We’re not alone, mind you. Every hospital enjoying a positive bottom line today is contemplating a bleaker future. Traditionally, hospitals planned to lose about 30% on every Medicaid patient and 5-10% on every Medicare patient, while banking enough profits from commercially insured patients to make the math work out. All of these payers – both governmental and private – are getting stingier, and this latticework of cross-subsidies will soon be a fading memory.
This threat to profitability is roiling hospital board rooms everywhere, but the threats to academic medical centers seem particularly daunting. After all, the community hospital simply (I guess that should be “simply”) needs to make enough of a profit to refurbish the physical plant, pay everybody’s salaries, keep the docs and nurses happy, and save for a rainy day. Academic medical centers, on the other hand, suffer from a different problem: Mission-O-Megaly.
Here, I refer to our need to not only run a hospital and clinic, but also to educate future generations and conduct cutting-edge research. To succeed in all of these missions, we confront another cross-subsidy problem – on top of the necessity to cross-subsidize Medicaid or Medicare patients because their insurance pays less than their costs, we also need our hospital profits to cover some of the costs of teaching and research.

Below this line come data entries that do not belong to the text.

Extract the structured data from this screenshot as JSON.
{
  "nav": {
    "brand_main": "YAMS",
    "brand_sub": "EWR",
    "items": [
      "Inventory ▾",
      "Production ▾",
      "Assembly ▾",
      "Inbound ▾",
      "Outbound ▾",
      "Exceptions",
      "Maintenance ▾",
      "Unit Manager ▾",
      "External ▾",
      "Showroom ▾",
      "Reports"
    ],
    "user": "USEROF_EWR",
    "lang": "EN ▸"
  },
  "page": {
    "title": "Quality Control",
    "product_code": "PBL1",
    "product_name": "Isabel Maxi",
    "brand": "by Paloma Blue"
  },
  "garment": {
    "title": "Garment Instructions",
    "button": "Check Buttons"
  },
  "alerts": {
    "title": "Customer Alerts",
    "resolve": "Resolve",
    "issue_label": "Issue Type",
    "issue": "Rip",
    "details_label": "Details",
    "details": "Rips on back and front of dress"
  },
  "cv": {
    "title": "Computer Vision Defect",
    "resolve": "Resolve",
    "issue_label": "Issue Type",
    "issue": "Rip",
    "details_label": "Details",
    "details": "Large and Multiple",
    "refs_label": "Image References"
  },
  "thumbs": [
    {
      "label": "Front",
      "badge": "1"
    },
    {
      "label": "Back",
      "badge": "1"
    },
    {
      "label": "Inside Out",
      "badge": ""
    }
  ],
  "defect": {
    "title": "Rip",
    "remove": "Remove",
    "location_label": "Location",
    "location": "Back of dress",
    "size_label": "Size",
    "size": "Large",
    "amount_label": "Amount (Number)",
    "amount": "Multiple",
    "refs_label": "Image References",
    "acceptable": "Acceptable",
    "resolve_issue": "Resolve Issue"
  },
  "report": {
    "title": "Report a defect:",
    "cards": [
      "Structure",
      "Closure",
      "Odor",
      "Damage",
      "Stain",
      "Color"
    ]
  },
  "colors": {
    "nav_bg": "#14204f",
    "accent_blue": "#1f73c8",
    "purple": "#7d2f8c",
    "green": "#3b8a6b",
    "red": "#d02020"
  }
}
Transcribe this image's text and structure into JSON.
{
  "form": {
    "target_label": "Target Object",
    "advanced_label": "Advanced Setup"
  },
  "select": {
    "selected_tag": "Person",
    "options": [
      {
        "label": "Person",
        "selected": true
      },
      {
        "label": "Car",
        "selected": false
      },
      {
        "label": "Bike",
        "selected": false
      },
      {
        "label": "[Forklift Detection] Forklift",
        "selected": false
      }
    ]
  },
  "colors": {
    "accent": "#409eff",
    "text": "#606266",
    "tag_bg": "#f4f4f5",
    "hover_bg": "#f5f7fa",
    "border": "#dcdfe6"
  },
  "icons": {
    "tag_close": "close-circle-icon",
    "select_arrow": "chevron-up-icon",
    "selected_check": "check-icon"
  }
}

This may surprise you. While our educational mission’s dependence on outside support is widely known, the need to subsidize the research mission is not. In fact, most people likely think about this in just the opposite way; namely, that research funding can keep the academic enterprise afloat during tough times. When I think about this belief (which may have been true in the past but is definitely not today), I immediately chuckle, reminded of one of my favorite family stories:
When my kids were younger, I worried that they weren’t gaining a full, honest appreciation of the real world and the way it worked. At least, not like I had as a kid. My dad was a small businessman in New York’s garment district, and we talked about money constantly at home. But with their dad an academic physician and mom a medical editor, my own kids were raised in a more genteel, scholarly environment; dinner chatter was more likely to be about a JAMA article than a tough negotiation or a bargain mutual fund. I was thinking about how to make this point – that money influences nearly everything – to them, and one day, walking around with my 10-year-old son Doug in downtown San Francisco, I saw my chance.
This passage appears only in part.